Autobiography of Jawaharlal Nehru

An Autobiography, also known as Toward Freedom (1936), is an autobiographical book written by Jawaharlal Nehru while he was in prison between June 1934 and February 1935, and before he became the first Prime Minister of India.

The first edition was published in 1936 by John Lane, The Bodley Head Ltd, London, and has since been through more than 12 editions and translated into more than 30 languages. It has 68 chapters over 672 pages and is published by Penguin Books India.

==Publication==
Besides the postscript and a few small changes, Nehru wrote the biography between June 1934 and February 1935, and while entirely in prison.

The first edition was published in 1936 and has since been through more than 12 editions and translated into more than 30 languages.

An additional chapter titled 'Five years later', was included in a reprint in 1942 and these early editions were published by John Lane, The Bodley Head Ltd, London. The 2004 edition was published by Penguin Books India, with Sonia Gandhi holding the copyright. She also wrote the foreword to this edition, in which she encourages the reader to combine its content with Nehru's other works, Glimpses of World History and The Discovery of India, in order to understand "the ideas and personalities that have shaped India through the ages".

==Content==
Nehru clarifies his aims and objectives in the preface to the first edition, as to occupy his time constructively, review past events in India and to begin the job of "self-questioning" in what is his "personal account". He states "my object was...primarily for my own benefit, to trace my own mental growth". He did not target any particular audience but wrote "if I thought of an audience, it was one of my own countrymen and countrywomen. For foreign readers I would have probably written differently".
The book includes 68 chapters, with the first titled 'Descent from Kashmir'. Nehru begins with explaining his ancestors migration to Delhi from Kashmir in 1716 and the subsequent settling of his family in Agra after the revolt of 1857.

Chapter four is devoted to "Harrow and Cambridge" and the English influence on Nehru. Written during the long illness of his wife, Kamala, Nehru's autobiography is closely centred around his marriage.

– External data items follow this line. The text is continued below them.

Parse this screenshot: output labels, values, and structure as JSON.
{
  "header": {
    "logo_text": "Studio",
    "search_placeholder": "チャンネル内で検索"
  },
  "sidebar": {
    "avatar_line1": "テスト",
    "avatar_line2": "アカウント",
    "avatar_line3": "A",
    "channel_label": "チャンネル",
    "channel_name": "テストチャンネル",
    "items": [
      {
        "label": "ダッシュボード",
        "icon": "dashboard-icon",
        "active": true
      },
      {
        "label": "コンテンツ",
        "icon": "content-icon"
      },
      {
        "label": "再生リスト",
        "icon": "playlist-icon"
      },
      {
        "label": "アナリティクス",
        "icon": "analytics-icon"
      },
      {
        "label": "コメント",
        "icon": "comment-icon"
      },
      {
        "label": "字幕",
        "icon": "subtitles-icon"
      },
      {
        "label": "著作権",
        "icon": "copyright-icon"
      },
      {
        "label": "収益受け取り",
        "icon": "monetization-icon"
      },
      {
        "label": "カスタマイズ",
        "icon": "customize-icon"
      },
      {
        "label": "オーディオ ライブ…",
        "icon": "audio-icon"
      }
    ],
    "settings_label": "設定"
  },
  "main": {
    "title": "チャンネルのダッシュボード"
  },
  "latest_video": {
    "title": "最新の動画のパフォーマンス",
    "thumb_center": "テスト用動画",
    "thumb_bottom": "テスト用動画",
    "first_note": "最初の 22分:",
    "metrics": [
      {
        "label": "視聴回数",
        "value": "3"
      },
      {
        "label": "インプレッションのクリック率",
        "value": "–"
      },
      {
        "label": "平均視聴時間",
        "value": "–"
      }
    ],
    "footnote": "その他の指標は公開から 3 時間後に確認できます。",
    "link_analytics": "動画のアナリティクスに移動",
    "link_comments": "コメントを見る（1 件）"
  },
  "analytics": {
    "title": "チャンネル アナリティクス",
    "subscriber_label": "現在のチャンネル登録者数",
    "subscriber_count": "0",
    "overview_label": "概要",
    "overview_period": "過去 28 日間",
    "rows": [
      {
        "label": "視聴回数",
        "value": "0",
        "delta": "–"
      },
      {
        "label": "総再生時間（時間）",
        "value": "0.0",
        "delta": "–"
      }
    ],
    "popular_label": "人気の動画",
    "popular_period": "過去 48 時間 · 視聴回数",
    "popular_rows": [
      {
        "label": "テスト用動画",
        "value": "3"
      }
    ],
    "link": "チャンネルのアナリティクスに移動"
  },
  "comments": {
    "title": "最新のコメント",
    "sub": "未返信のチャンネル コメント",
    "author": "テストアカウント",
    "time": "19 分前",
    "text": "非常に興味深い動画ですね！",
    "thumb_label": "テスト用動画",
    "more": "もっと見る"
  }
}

In the book, he describes nationalism as "essentially an anti-feeling, and it feeds and fattens on hatred against other national groups, and especially against the foreign rulers of a subject country". He is self-critical and writes “I have become a queer mixture of the East and the West, out of place everywhere, at home nowhere. Perhaps my thoughts and approach to life are more akin to what is called Western than Eastern, but India clings to me, as she does to all her children, in innumerable ways.” He then writes that “I am a stranger and alien in the West. I cannot be of it. But in my own country also, sometimes I have an exile’s feeling”.

He includes an epilogue on 14 February 1935. On 4 September 1935, five and a half months before the completion of his sentence, he was released from Almora District jail due to his wife's deteriorating health, and the following month he added a postscript whilst at Badenweiler, Schwarzwald, where she was receiving treatment.

==Responses==
M.G. Hallet, working for the Home department of the Government of India at the time, was appointed to review the book, with a view to judging if the book should be banned. In his review, he reported that Nehru's inclusion of a chapter on animals in prison, was "very human", and he strongly opposed any ban of the book.

According to Walter Crocker, had Nehru not been well known as India's first prime minister, he would have been famous for his autobiography.